少女の大きな瞳から一粒の雫が溢れ、頬を伝った。事実を認めたくなかった。悲しくて、哀しくて、自分が惨めに思えてくる。その生き様、人柄が好きで憧れて、ずっと信頼を寄せて師事してきた男の言葉と現実が異なっている。それを受け入れたくなかった。それでも尚、師のことを疑ってはならないと自分を責め立てる、もう一人の自分がいた。
「ガーシュ様は嘘なんか付かない!」
涙で頬を濡らしながら地面に拳を叩き付ける。非力な打撃は音も軽く、痛めたのは自身の拳だけであった。
「……っっ」
空はすでに茜色に紫を混ぜたような暗色に染まりつつあった。少女はわぁっと号泣して、暮色を増す空としだいに低下していく大気の温度を肌に感じながら、同時に激情が鎮まっていくのを自覚した。涙でふやけた目元に残る涙を拭い去り、気を引き締めて機敏に動き出す。しゃくりあげながら陽が落ちて薄暗くなった地面から細かい緑の葉の束を引っ張った。さらに残っている同様の葉を片っ端からがむしゃらに引っ張る。引っこ抜かれて出てくるものは皆同じ色と似たような形のニンジンだった。その中に黄色く括れた形をしたミカエリスのニンジンらしきものは見当たらない。それでもメグナツは持ち帰ることにした。入るだけ袋に詰め込んでいく。ほとんど無心に近かった。それを背中に背負い、足を踏み出す。
「あっ……!?」
重さに耐えきれなかった少女の身体が後ろに傾き、地面に尻餅をつく。
「うわうわうわぁぁ!」
その拍子に袋の口が開いた。中からニンジンが地面に放り出され、横に倒れて一斉に泉のほうへ向かって転がっていく。あっという間にほとんどが水の中に消えた。メグナツは顔面蒼白になった。
次の瞬間。
「?」
水没する寸前の所をすくい取ったニンジンを見て、メグナツは表情を失った。ニンジンが黄色くなっている。さらに、人間――女体のように腰が括れていたのだ。
「ミカエリスのニンジンだ……」
ぽかんと開いた口がすぐには塞がらなかった。数秒の間を置いてから、メグナツはせっせと拾ったニンジンを泉に浸した。すると
「やっぱり」
同じ現象が起こった。メグナツは残りの1本も含めて全部泉に浸すと、その3本を詰めた袋を背負って駆け出した。

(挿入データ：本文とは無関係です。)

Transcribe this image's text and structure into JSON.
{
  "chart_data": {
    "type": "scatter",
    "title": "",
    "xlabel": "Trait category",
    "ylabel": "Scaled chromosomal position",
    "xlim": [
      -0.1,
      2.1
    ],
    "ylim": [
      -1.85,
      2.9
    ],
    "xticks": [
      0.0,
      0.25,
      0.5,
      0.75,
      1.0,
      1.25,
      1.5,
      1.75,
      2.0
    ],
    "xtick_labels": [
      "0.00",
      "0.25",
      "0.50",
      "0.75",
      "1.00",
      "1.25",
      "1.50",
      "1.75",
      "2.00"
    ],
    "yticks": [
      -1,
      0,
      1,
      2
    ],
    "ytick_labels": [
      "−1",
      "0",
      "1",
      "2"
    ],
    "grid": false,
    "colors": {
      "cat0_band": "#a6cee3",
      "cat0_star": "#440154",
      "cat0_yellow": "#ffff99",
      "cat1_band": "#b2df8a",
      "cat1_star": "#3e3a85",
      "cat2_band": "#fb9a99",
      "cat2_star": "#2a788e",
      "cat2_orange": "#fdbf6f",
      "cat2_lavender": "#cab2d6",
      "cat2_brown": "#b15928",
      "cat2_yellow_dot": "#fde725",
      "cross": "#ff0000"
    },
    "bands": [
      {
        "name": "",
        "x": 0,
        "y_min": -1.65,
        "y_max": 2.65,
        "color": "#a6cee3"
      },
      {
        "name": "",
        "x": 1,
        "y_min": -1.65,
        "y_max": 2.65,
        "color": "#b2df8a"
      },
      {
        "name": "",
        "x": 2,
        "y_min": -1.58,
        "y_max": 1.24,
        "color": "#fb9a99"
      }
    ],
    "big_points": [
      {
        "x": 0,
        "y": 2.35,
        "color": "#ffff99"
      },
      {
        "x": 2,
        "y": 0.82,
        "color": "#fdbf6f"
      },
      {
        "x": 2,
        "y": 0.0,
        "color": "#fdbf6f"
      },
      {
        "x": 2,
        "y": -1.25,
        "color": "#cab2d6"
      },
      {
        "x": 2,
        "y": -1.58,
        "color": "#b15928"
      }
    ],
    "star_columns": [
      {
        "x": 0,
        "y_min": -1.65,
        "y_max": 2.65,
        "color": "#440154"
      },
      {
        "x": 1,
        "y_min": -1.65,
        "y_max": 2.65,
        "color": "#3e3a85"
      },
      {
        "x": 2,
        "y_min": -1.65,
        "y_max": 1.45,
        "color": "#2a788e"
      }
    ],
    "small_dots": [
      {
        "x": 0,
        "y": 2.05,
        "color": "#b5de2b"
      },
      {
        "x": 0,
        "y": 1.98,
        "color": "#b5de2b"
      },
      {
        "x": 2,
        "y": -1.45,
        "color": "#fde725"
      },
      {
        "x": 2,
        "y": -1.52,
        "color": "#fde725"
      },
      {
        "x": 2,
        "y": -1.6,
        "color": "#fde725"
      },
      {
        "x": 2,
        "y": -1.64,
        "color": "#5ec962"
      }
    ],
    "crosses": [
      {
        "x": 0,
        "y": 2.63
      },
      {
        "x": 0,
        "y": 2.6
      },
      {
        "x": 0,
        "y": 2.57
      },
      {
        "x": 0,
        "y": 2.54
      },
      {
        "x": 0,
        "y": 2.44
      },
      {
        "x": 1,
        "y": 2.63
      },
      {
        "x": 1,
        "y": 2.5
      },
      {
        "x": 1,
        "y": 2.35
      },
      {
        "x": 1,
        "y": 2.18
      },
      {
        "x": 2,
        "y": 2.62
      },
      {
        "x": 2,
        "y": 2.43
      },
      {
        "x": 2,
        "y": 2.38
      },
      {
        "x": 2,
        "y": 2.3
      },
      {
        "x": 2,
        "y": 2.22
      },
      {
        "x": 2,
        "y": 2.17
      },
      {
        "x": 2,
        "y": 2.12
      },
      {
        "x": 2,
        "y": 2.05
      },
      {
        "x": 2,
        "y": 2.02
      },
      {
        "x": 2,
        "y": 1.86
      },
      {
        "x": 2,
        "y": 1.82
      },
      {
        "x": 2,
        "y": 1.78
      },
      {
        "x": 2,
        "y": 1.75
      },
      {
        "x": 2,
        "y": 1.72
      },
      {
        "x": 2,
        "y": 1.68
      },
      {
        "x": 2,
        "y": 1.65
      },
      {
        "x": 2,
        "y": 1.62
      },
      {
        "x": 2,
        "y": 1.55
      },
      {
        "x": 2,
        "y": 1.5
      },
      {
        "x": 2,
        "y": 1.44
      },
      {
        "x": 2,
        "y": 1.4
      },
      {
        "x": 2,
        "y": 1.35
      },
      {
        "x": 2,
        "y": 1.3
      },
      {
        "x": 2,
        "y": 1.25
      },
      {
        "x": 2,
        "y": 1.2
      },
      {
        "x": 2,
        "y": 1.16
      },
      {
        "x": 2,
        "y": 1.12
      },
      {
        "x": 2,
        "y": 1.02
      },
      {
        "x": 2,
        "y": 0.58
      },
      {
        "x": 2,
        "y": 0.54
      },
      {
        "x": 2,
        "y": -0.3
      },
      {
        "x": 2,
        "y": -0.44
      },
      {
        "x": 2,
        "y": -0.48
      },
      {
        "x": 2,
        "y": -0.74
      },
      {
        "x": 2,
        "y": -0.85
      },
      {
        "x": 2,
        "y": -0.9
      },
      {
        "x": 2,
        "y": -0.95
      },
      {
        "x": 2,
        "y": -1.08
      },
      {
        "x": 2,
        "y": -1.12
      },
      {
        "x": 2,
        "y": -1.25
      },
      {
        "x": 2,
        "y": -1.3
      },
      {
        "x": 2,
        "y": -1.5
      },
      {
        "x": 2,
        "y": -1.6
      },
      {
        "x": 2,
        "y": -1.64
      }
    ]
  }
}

メグナツはロバを繋いだ木の前に着くと、背中に背負った袋から魔法の書を取り出した。しおりを挟んだ頁を開き、道案内をしてくれる妖精を呼び出す呪文を唱え……
「んっ?」
自分の声が元に戻っていることに気が付いた。さらに胸を触ってみると、軟らかい膨らみが消えて平らになっていた。魔法をかけてから少なくとも5分は経過している。時間が経って、魔法の効果が消えたのかもしれない。さらに
「あ、苦しくない……」
妙な心臓の圧迫感も感じなくなっていた。
なんだ、そういうことだったんだ……
心に生じた疑惑の曇り空が、快晴に変わる。身体が楽になり、すっかり気持ちも明るくなったメグナツは満面の笑みを浮かべた。木の幹に繋いだロバの綱を解き、その背に乗る。そして妖精カーティンベルが現れると、彼女に続いて少年メグナツはミカエリスの泉を後にした。